この場合かかる税金は、株主個人の譲渡所得として、所得税・住民税が、約20%かかってきます。
株式の譲渡なので、消費税はかかりません。
※いずれの場合も、取得費を引いた利益に税金がかかってきますので、取得費によっても税額が変わってきます。
ただ、株式の譲渡所得の方が分離課税で一律約20%なので、税率は低くなります。

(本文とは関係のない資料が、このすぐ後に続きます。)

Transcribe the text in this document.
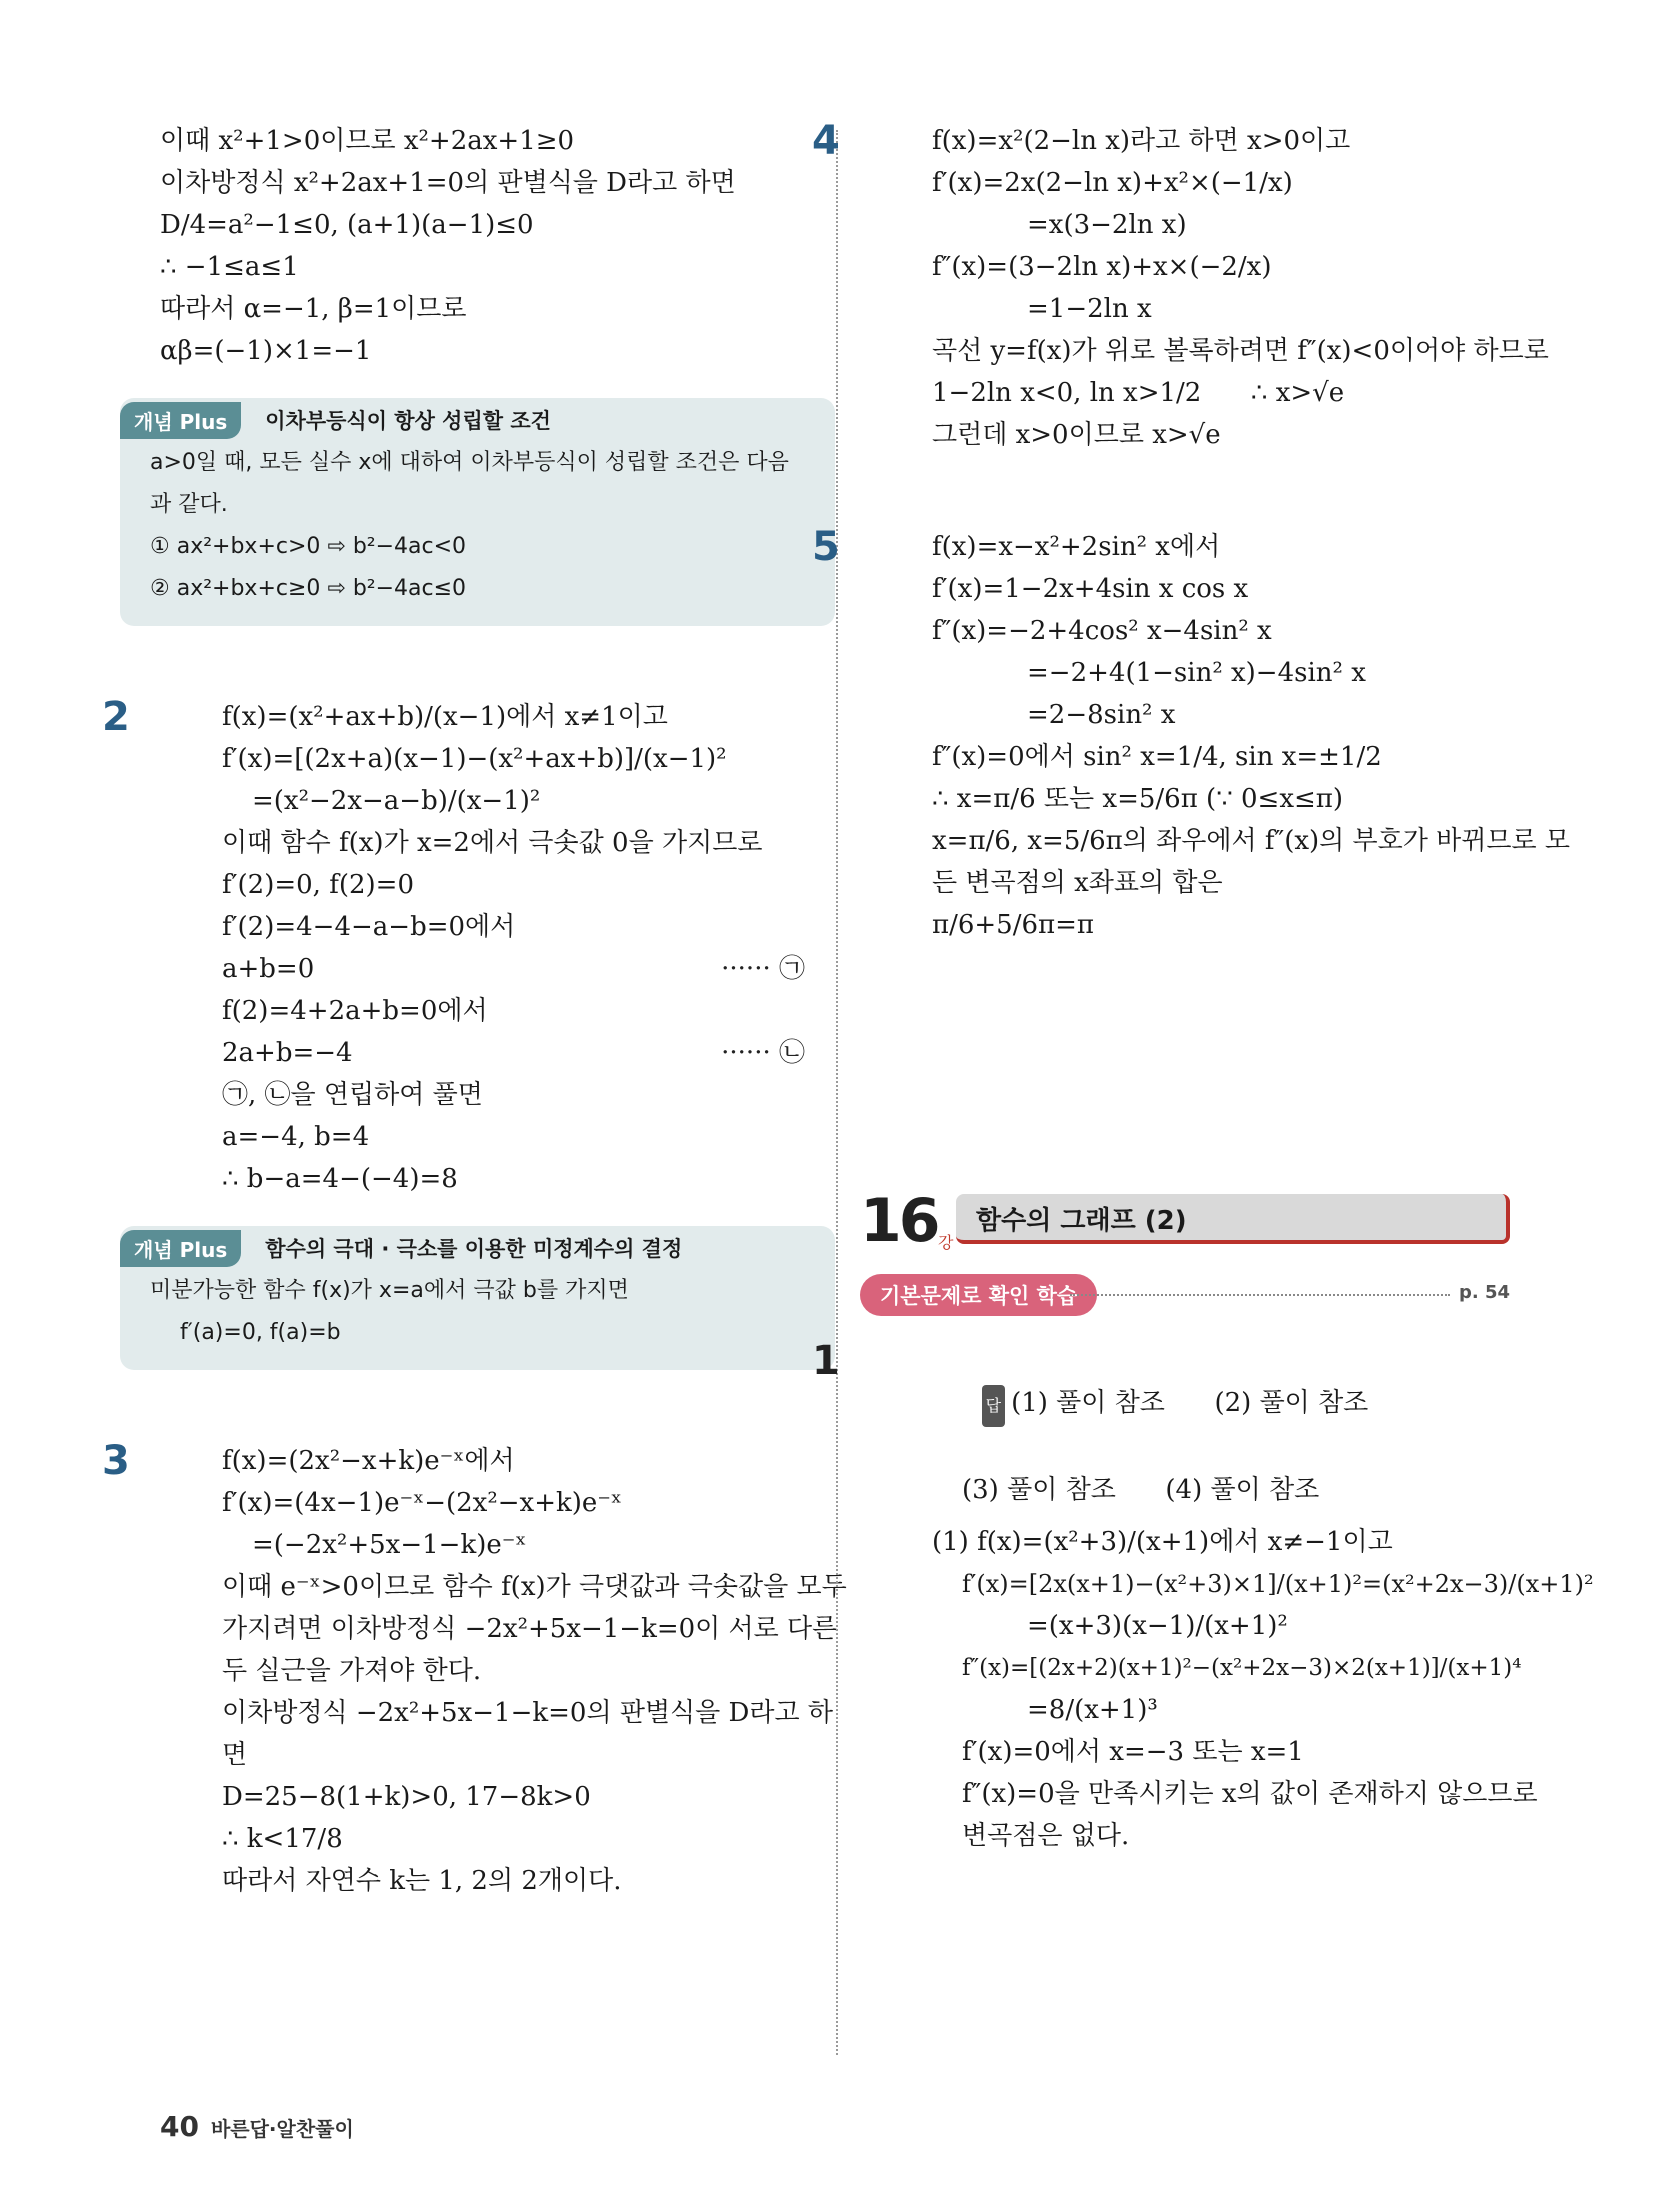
이때 x²+1>0이므로 x²+2ax+1≥0
이차방정식 x²+2ax+1=0의 판별식을 D라고 하면
D/4=a²−1≤0, (a+1)(a−1)≤0
∴ −1≤a≤1
따라서 α=−1, β=1이므로
αβ=(−1)×1=−1
개념 Plus	이차부등식이 항상 성립할 조건
a>0일 때, 모든 실수 x에 대하여 이차부등식이 성립할 조건은 다음 과 같다.
① ax²+bx+c>0 ⇨ b²−4ac<0
② ax²+bx+c≥0 ⇨ b²−4ac≤0
2	f(x)=(x²+ax+b)/(x−1)에서 x≠1이고
f′(x)=[(2x+a)(x−1)−(x²+ax+b)]/(x−1)²
=(x²−2x−a−b)/(x−1)²
이때 함수 f(x)가 x=2에서 극솟값 0을 가지므로
f′(2)=0, f(2)=0
f′(2)=4−4−a−b=0에서
a+b=0	······ ㉠
f(2)=4+2a+b=0에서
2a+b=−4	······ ㉡
㉠, ㉡을 연립하여 풀면
a=−4, b=4
∴ b−a=4−(−4)=8
개념 Plus	함수의 극대 · 극소를 이용한 미정계수의 결정
미분가능한 함수 f(x)가 x=a에서 극값 b를 가지면
f′(a)=0, f(a)=b
3	f(x)=(2x²−x+k)e⁻ˣ에서
f′(x)=(4x−1)e⁻ˣ−(2x²−x+k)e⁻ˣ
=(−2x²+5x−1−k)e⁻ˣ
이때 e⁻ˣ>0이므로 함수 f(x)가 극댓값과 극솟값을 모두
가지려면 이차방정식 −2x²+5x−1−k=0이 서로 다른
두 실근을 가져야 한다.
이차방정식 −2x²+5x−1−k=0의 판별식을 D라고 하
면
D=25−8(1+k)>0, 17−8k>0
∴ k<17/8
따라서 자연수 k는 1, 2의 2개이다.
4	f(x)=x²(2−ln x)라고 하면 x>0이고
f′(x)=2x(2−ln x)+x²×(−1/x)
=x(3−2ln x)
f″(x)=(3−2ln x)+x×(−2/x)
=1−2ln x
곡선 y=f(x)가 위로 볼록하려면 f″(x)<0이어야 하므로
1−2ln x<0, ln x>1/2      ∴ x>√e
그런데 x>0이므로 x>√e
5	f(x)=x−x²+2sin² x에서
f′(x)=1−2x+4sin x cos x
f″(x)=−2+4cos² x−4sin² x
=−2+4(1−sin² x)−4sin² x
=2−8sin² x
f″(x)=0에서 sin² x=1/4, sin x=±1/2
∴ x=π/6 또는 x=5/6π (∵ 0≤x≤π)
x=π/6, x=5/6π의 좌우에서 f″(x)의 부호가 바뀌므로 모
든 변곡점의 x좌표의 합은
π/6+5/6π=π
16 강
함수의 그래프 (2)
기본문제로 확인 학습	p. 54
1

답 (1) 풀이 참조      (2) 풀이 참조

(3) 풀이 참조      (4) 풀이 참조
(1) f(x)=(x²+3)/(x+1)에서 x≠−1이고
f′(x)=[2x(x+1)−(x²+3)×1]/(x+1)²=(x²+2x−3)/(x+1)²
=(x+3)(x−1)/(x+1)²
f″(x)=[(2x+2)(x+1)²−(x²+2x−3)×2(x+1)]/(x+1)⁴
=8/(x+1)³
f′(x)=0에서 x=−3 또는 x=1
f″(x)=0을 만족시키는 x의 값이 존재하지 않으므로
변곡점은 없다.
40 바른답·알찬풀이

消費税もかからないので、税金的には、不動産M&Aの方が得策かと思います。
3.法人を清算するか、しないか
・不動産売却の場合は、会社にお金が入ってきますので、それを株主に分配するためには、ご質問にもあるように、清算などをする必要があります。
清算した場合には、残余財産の分配ということで、株主にお金を戻しますが、これは株主にとっては配当所得になります。
配当所得は総合課税ですので、所得が多い人は累進税率で、高い所得税・住民税がかかってくる可能性があります。
法人で不動産売却の法人税や消費税を支払った後に、さらに、個人で配当所得として所得税や住民税を払わなければなりません。
不動産売却で個人にお金を配分するには、多くの税金がかかってくることになります
・不動産M&Aの場合は、株式の売却にかかる税金のみで法人は購入者に移りますので、法人の清算等を考える必要はありません。
また、不動産を購入する方も、不動産を購入すれば、登記料や不動産取得税がかかりますが、不動産M&Aによる株式の購入であれば、それらは必要なくなります。
4.不動産M&Aのデメリット
以上からすると不動産M&Aの方が良いように思われますが、次のようなデメリットもあります。
・あくまでM&Aですので、会社に隠れた債務やリスクがないかどうか、いわゆるデューデリジェンスが行われることになります。
そのため手間や売却のためのコストが増えてくる可能性があります。
・会社ごと買ってくれる購入先を見つけるのが、通常の不動産売買よりも難しくなる可能性があります。
・また、買取価格は単なる不動産の売却よりも低くなる可能性があります。
税金的には不動産M&Aの方が圧倒的に良いかと思われますが、上記のようなデメリットも勘案した上、ご検討いただければと思います。
《担当:税理士 北岡 修一》
編集後記
私の最近の編集後記は、政治イベントと相前後していることが多いので、そのことを書いていますが、今回はついに高市早苗氏が首相になりました。公明党が与党から離れ、維新とくっついたことにより、急にものごとが動き出してきた感がありますね。
是非、日本がより良くなるための政策をどんどんやって欲しいですね。